Hercule Poirot's Christmas
Hercule Poirot's Christmas First Edition Cover 1938.jpg
Dust-jacket illustration of the first UK edition
Author Agatha Christie
Cover artist Not known
Country United Kingdom
Language English
Genre Crime novel
Publisher Collins Crime Club
Publication date
19 December 1938
Media type Print (hardback & paperback)
Pages 256 pp (first edition, hardback)
Preceded by Appointment with Death
Followed by Murder is Easy

Hercule Poirot's Christmas is a work of detective fiction by Agatha Christie and first published in the UK by the Collins Crime Club on 19 December 1938 (although the first edition is copyright dated 1939). It retailed at seven shillings and sixpence (7/6).

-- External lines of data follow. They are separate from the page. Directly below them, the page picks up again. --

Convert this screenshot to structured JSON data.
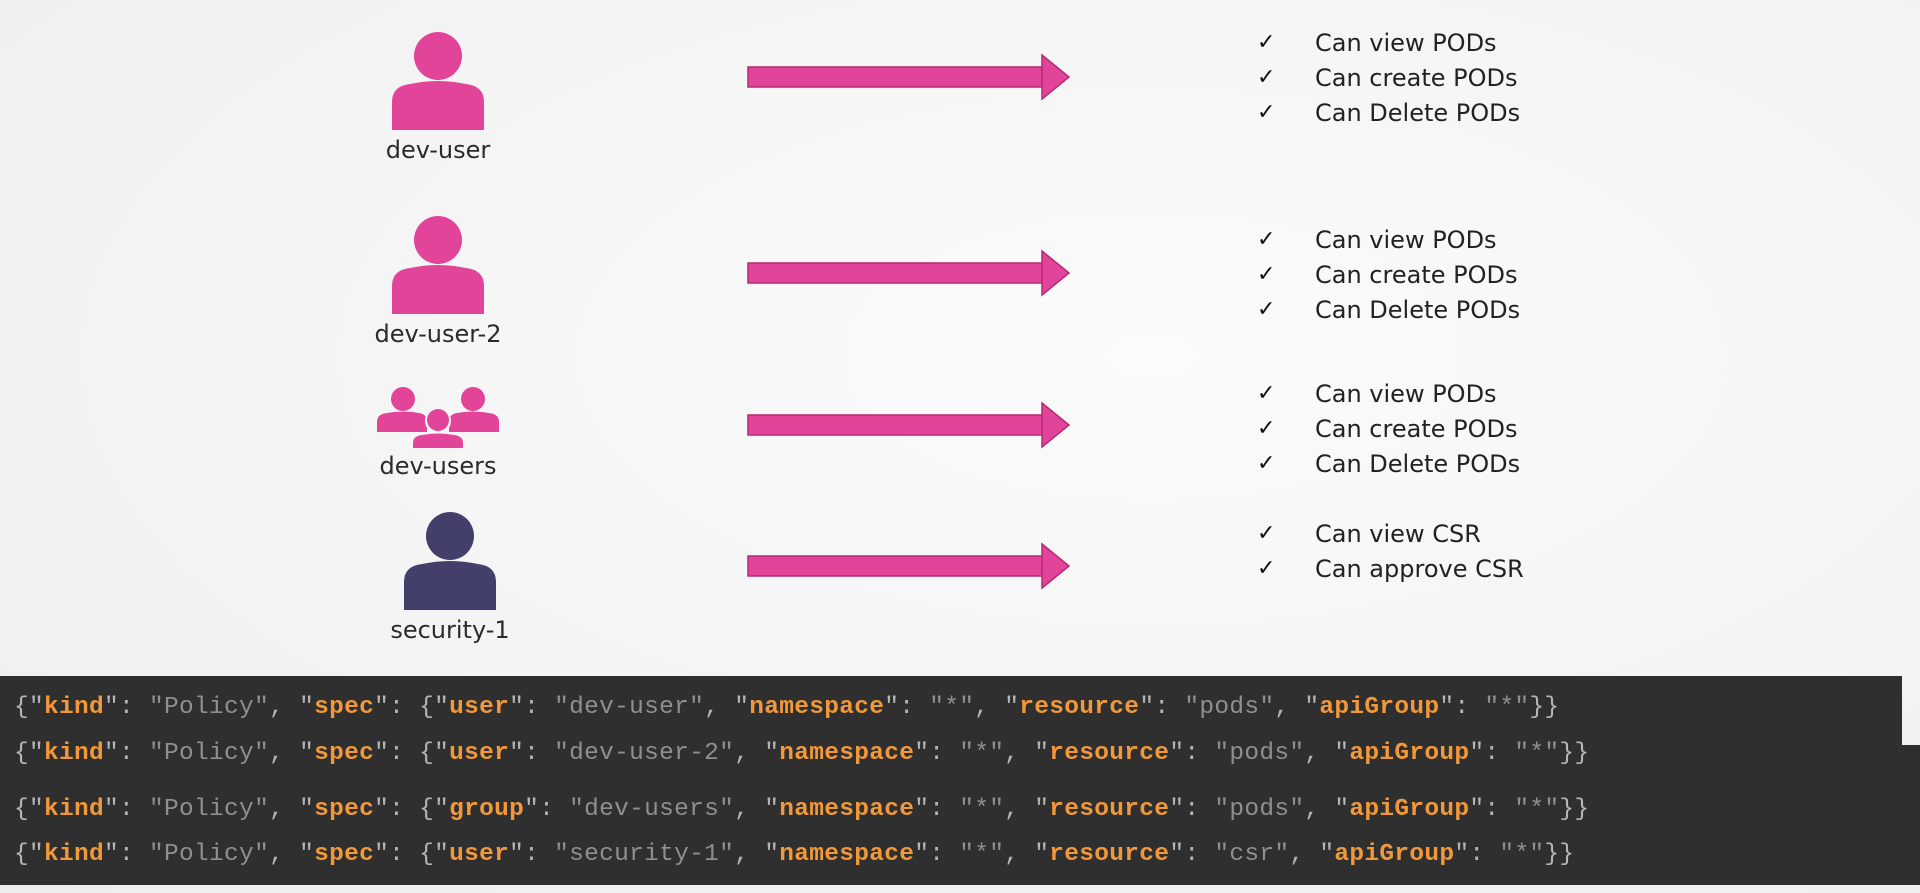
{
  "colors": {
    "accent_pink": "#e2449a",
    "dark_user": "#423f6b",
    "code_bg": "#2f2f2f",
    "code_key": "#f0983a",
    "code_value": "#8f8f8f"
  },
  "subjects": [
    {
      "name": "dev-user",
      "icon": "user-icon",
      "color": "#e2449a"
    },
    {
      "name": "dev-user-2",
      "icon": "user-icon",
      "color": "#e2449a"
    },
    {
      "name": "dev-users",
      "icon": "user-group-icon",
      "color": "#e2449a"
    },
    {
      "name": "security-1",
      "icon": "user-icon",
      "color": "#423f6b"
    }
  ],
  "permissions": [
    {
      "items": [
        "Can view PODs",
        "Can create PODs",
        "Can Delete PODs"
      ]
    },
    {
      "items": [
        "Can view PODs",
        "Can create PODs",
        "Can Delete PODs"
      ]
    },
    {
      "items": [
        "Can view PODs",
        "Can create PODs",
        "Can Delete PODs"
      ]
    },
    {
      "items": [
        "Can view CSR",
        "Can approve CSR"
      ]
    }
  ],
  "check_glyph": "✓",
  "policies": [
    {
      "kind": "Policy",
      "subject_key": "user",
      "subject": "dev-user",
      "namespace": "*",
      "resource": "pods",
      "apiGroup": "*"
    },
    {
      "kind": "Policy",
      "subject_key": "user",
      "subject": "dev-user-2",
      "namespace": "*",
      "resource": "pods",
      "apiGroup": "*"
    },
    {
      "kind": "Policy",
      "subject_key": "group",
      "subject": "dev-users",
      "namespace": "*",
      "resource": "pods",
      "apiGroup": "*"
    },
    {
      "kind": "Policy",
      "subject_key": "user",
      "subject": "security-1",
      "namespace": "*",
      "resource": "csr",
      "apiGroup": "*"
    }
  ]
}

It was published in US by Dodd, Mead and Company in February 1939 under the title of Murder for Christmas. This edition retailed at $2.00. A paperback edition in the US by Avon books in 1947 changed the title again to A Holiday for Murder. The book features the Belgian detective Hercule Poirot and is a locked room mystery.

When multi-millionaire Simeon Lee unexpectedly invites his family to gather at his home for Christmas, the gesture is met with suspicion by many of the guests. Simeon is not given to family sentiment, and not all of the family are on good terms with one another. To make things worse, he has invited the black sheep of the family, Harry, and Simeon's Spanish-born granddaughter, Pilar, whom none of them has ever met before. Simeon is intent on playing a sadistic game with his family's emotions. An unexpected guest – Stephen Farr, son of Simeon Lee's former partner in the diamond mines – means that the house is full of potential suspects when the game turns deadly.

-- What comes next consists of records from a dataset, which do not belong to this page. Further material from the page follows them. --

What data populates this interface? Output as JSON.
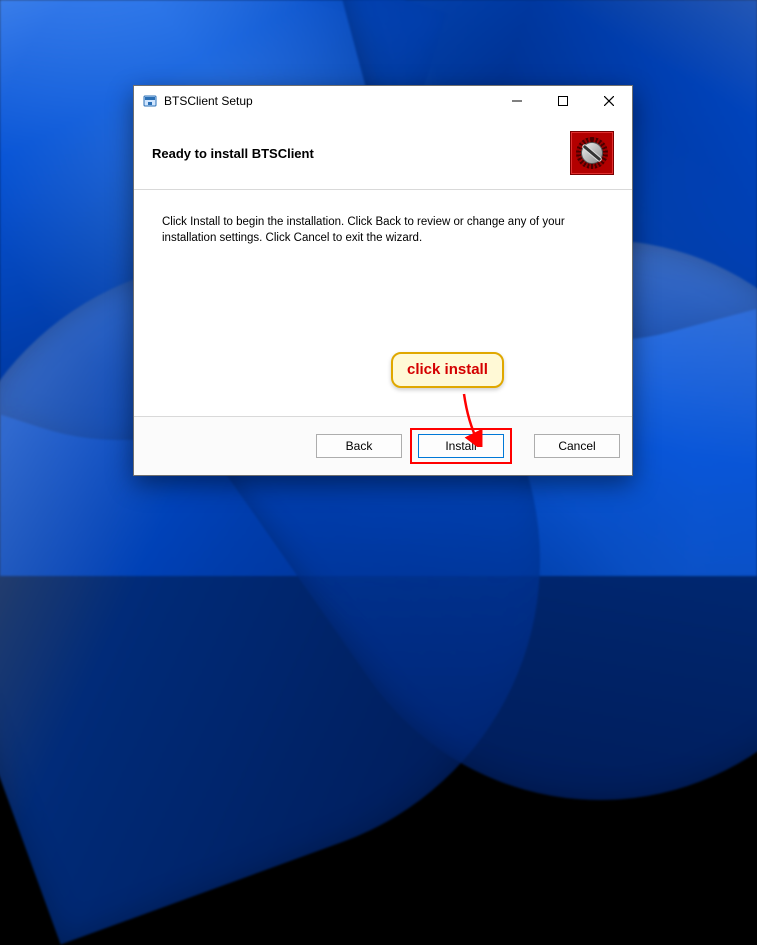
{
  "window": {
    "title": "BTSClient Setup"
  },
  "header": {
    "heading": "Ready to install BTSClient"
  },
  "body": {
    "instruction": "Click Install to begin the installation. Click Back to review or change any of your installation settings. Click Cancel to exit the wizard."
  },
  "footer": {
    "back_label": "Back",
    "install_label": "Install",
    "cancel_label": "Cancel"
  },
  "annotation": {
    "callout_text": "click install",
    "highlight_color": "#ff0000"
  }
}
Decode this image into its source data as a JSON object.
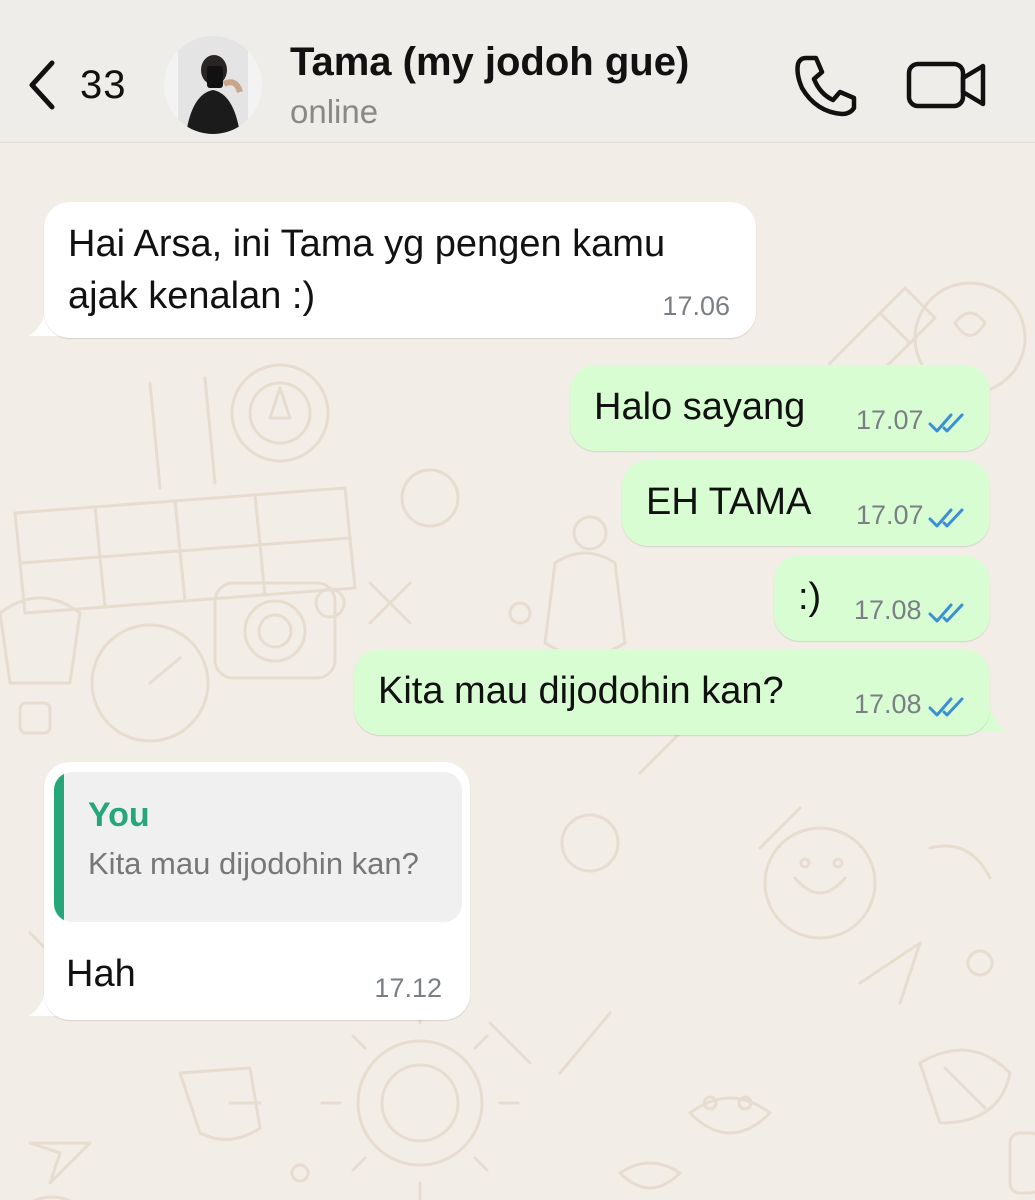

It is Christmas Eve and everyone in the house hears the crashing of furniture, followed by a wailing and hideous scream. When they get to Simeon Lee's room, they find it locked and they have to break the door down. When they finally get through the door, they find heavy furniture overturned and Simeon Lee dead, his throat slit, in a great pool of blood. Superintendent Sugden notices Pilar Estravados pick up something from the floor. She tries to conceal it, but when pressed, opens her hand to show a small bit of rubber and a small object made of wood.

Superintendent Sugden explains that he is in the house by prior arrangement with the victim, who confided to him the theft of a substantial quantity of uncut diamonds from his safe. When Poirot is called in to investigate, there are therefore several main problems: who killed the victim? How was the victim killed inside a locked room? Was the murder connected to the theft of the diamonds? And what is the significance of the small triangle of rubber and the peg that Sugden provides Poirot after being reminded of the clue picked up by Pilar?